Seki Kosuke, Guo Amy B, Akpinaroglu Deniz, Kortemme Tanja
bioRxiv. 2025 Aug 3:2025.08.03.668353. doi: 10.1101/2025.08.03.668353.
Mapping protein sequence-function landscapes has either been limited to small steps (only few mutations) or to sequences similar to those already explored by evolution to maintain activity. Here, we overcome both limitations by applying deep-learning guided redesign to a natural protein tyrosine kinase to generate novel, functional sequences with highly combinatorial mutations. Using cell-free assays, we measure the activities and concentrations of 537 redesigned sequences, which differ from the wild-type by an average of 37 mutations while retaining activity in 85% of variants. These sequences sample 436 unique mutations at 76 different positions throughout the kinase domain. A simple regression model identifies key sequence determinants of function and predicts the function of unseen sequences. Our approach demonstrates how integrating deep-learning guided redesign, functional measurement at scale, and interpretable computational modelling enables functional exploration of highly combinatorial and sparse sequence-function landscapes at mutational scales not possible before.

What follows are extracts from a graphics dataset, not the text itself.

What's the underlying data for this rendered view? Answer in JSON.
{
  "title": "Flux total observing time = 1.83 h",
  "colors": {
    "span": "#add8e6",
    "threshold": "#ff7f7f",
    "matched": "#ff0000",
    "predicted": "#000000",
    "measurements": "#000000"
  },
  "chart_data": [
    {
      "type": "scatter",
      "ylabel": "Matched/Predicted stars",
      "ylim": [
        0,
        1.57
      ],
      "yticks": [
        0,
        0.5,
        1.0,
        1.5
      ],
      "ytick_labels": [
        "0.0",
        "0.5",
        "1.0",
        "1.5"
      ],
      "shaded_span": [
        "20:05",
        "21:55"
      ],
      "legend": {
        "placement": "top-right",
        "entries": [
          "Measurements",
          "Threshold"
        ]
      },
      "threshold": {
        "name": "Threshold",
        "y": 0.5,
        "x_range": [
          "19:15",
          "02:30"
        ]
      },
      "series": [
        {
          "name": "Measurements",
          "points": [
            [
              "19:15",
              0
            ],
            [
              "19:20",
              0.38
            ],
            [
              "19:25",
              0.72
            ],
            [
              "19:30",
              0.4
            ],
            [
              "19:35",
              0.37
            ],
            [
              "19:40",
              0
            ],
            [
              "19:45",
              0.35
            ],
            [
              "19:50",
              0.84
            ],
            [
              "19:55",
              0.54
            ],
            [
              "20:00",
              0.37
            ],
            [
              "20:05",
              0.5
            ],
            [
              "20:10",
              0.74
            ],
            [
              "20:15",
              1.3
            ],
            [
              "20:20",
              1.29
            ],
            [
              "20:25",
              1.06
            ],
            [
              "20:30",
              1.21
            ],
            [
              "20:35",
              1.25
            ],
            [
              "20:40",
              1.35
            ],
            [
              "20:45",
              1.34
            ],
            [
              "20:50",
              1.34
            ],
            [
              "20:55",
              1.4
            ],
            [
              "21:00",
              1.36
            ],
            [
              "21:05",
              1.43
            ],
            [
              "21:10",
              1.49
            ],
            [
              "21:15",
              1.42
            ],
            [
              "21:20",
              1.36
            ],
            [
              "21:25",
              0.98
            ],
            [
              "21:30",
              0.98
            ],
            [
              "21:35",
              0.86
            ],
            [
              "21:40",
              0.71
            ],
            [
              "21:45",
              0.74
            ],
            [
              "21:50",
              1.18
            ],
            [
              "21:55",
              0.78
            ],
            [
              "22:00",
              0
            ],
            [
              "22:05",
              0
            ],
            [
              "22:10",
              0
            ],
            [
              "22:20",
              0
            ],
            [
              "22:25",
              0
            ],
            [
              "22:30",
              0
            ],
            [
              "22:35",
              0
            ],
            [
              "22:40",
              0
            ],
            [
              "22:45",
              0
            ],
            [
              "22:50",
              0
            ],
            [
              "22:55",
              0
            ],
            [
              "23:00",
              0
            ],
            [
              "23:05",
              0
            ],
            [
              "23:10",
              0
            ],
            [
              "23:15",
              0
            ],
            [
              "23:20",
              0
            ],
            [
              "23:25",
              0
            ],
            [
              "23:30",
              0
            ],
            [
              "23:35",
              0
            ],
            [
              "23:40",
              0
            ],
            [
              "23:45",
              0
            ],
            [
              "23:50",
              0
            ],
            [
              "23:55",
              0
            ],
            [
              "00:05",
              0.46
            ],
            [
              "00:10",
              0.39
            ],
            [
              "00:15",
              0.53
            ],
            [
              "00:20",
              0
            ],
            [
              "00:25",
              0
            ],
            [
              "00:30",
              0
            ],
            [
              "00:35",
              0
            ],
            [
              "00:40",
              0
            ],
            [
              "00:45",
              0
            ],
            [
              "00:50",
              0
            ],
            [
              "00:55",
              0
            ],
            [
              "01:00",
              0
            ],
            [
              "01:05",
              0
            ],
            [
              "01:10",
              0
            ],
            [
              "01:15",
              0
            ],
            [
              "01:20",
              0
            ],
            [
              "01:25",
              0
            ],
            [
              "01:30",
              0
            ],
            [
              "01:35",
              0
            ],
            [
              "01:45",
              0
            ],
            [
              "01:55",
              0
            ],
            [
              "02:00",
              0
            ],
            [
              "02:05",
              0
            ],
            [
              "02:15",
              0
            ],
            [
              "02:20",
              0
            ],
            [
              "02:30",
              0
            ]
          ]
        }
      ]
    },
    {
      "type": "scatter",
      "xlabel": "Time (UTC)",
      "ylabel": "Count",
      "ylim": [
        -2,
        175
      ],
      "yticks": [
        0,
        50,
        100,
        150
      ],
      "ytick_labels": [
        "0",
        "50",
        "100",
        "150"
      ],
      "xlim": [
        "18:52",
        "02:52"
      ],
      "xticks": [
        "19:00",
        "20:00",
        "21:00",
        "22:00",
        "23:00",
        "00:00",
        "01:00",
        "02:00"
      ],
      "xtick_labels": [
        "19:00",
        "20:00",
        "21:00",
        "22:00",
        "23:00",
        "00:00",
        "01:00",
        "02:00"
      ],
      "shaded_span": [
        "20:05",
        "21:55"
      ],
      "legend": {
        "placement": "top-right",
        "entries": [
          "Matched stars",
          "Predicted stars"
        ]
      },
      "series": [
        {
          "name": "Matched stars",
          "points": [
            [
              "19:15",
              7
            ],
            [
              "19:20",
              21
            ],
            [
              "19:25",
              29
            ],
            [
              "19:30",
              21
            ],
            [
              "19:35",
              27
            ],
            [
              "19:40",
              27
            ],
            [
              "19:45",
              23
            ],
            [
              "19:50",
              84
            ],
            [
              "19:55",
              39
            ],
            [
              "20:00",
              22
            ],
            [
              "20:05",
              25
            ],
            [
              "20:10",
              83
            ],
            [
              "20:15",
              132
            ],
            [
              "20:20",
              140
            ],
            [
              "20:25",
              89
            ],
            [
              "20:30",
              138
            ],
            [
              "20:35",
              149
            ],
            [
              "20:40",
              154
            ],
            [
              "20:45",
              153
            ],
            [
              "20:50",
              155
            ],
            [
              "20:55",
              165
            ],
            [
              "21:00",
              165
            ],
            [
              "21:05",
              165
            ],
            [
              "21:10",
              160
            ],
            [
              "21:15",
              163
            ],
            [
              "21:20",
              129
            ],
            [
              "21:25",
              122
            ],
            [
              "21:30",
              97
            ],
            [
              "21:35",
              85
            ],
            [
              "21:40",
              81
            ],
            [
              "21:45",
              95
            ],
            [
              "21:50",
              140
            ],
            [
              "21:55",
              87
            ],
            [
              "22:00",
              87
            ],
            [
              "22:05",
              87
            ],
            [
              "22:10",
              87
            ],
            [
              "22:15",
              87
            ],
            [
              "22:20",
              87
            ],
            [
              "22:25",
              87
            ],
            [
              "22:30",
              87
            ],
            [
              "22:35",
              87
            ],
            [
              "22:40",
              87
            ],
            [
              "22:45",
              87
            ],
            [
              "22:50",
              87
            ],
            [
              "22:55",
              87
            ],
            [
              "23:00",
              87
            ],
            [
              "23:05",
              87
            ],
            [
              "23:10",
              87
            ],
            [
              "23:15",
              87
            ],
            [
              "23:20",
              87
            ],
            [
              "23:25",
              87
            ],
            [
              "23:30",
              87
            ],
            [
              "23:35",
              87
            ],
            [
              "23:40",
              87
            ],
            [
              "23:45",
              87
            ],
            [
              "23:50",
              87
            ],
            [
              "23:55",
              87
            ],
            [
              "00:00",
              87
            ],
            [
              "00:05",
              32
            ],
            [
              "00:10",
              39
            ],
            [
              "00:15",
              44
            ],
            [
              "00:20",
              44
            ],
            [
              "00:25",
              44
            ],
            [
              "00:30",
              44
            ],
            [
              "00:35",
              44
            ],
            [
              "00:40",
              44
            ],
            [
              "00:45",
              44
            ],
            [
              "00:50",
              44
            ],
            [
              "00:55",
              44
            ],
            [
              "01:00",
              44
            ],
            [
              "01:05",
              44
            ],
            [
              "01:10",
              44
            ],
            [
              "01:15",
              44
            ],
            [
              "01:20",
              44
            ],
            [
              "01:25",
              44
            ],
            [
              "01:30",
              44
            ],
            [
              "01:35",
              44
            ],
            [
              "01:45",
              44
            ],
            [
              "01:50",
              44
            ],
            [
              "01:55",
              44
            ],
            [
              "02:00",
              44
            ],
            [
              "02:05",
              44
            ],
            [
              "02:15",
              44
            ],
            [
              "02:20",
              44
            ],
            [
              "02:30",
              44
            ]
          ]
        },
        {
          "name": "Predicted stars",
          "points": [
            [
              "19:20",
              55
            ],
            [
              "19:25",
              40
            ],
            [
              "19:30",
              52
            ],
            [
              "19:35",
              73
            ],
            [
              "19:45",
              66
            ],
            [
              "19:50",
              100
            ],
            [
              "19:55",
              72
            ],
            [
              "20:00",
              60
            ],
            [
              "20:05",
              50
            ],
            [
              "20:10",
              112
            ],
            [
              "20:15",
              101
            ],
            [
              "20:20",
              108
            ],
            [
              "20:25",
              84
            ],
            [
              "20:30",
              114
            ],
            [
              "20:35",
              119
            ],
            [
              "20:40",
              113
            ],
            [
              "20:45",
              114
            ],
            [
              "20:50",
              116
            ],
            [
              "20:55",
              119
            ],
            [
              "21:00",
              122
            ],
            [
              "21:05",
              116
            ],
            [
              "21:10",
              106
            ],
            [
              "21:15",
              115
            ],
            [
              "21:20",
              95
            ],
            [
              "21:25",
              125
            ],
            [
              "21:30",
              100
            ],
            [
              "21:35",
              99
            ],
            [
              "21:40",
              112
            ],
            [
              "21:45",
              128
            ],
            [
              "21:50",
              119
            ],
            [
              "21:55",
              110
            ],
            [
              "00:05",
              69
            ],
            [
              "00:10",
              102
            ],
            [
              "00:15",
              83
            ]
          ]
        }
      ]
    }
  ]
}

绘制蛋白质序列-功能图谱要么局限于小步骤(仅少数突变),要么局限于与进化中已探索过的、能维持活性的序列相似的序列。在此,我们通过对一种天然蛋白酪氨酸激酶应用深度学习引导的重新设计来克服这两个局限性,以生成具有高度组合突变的新型功能序列。使用无细胞测定法,我们测量了537个重新设计序列的活性和浓度,这些序列与野生型平均相差37个突变,同时85%的变体保留了活性。这些序列在整个激酶结构域的76个不同位置对43个独特突变进行了采样。一个简单的回归模型确定了功能的关键序列决定因素,并预测了未见过的序列的功能。我们的方法展示了如何将深度学习引导的重新设计、大规模功能测量和可解释的计算建模相结合,从而在以前不可能达到的突变尺度上对高度组合和稀疏的序列-功能图谱进行功能探索。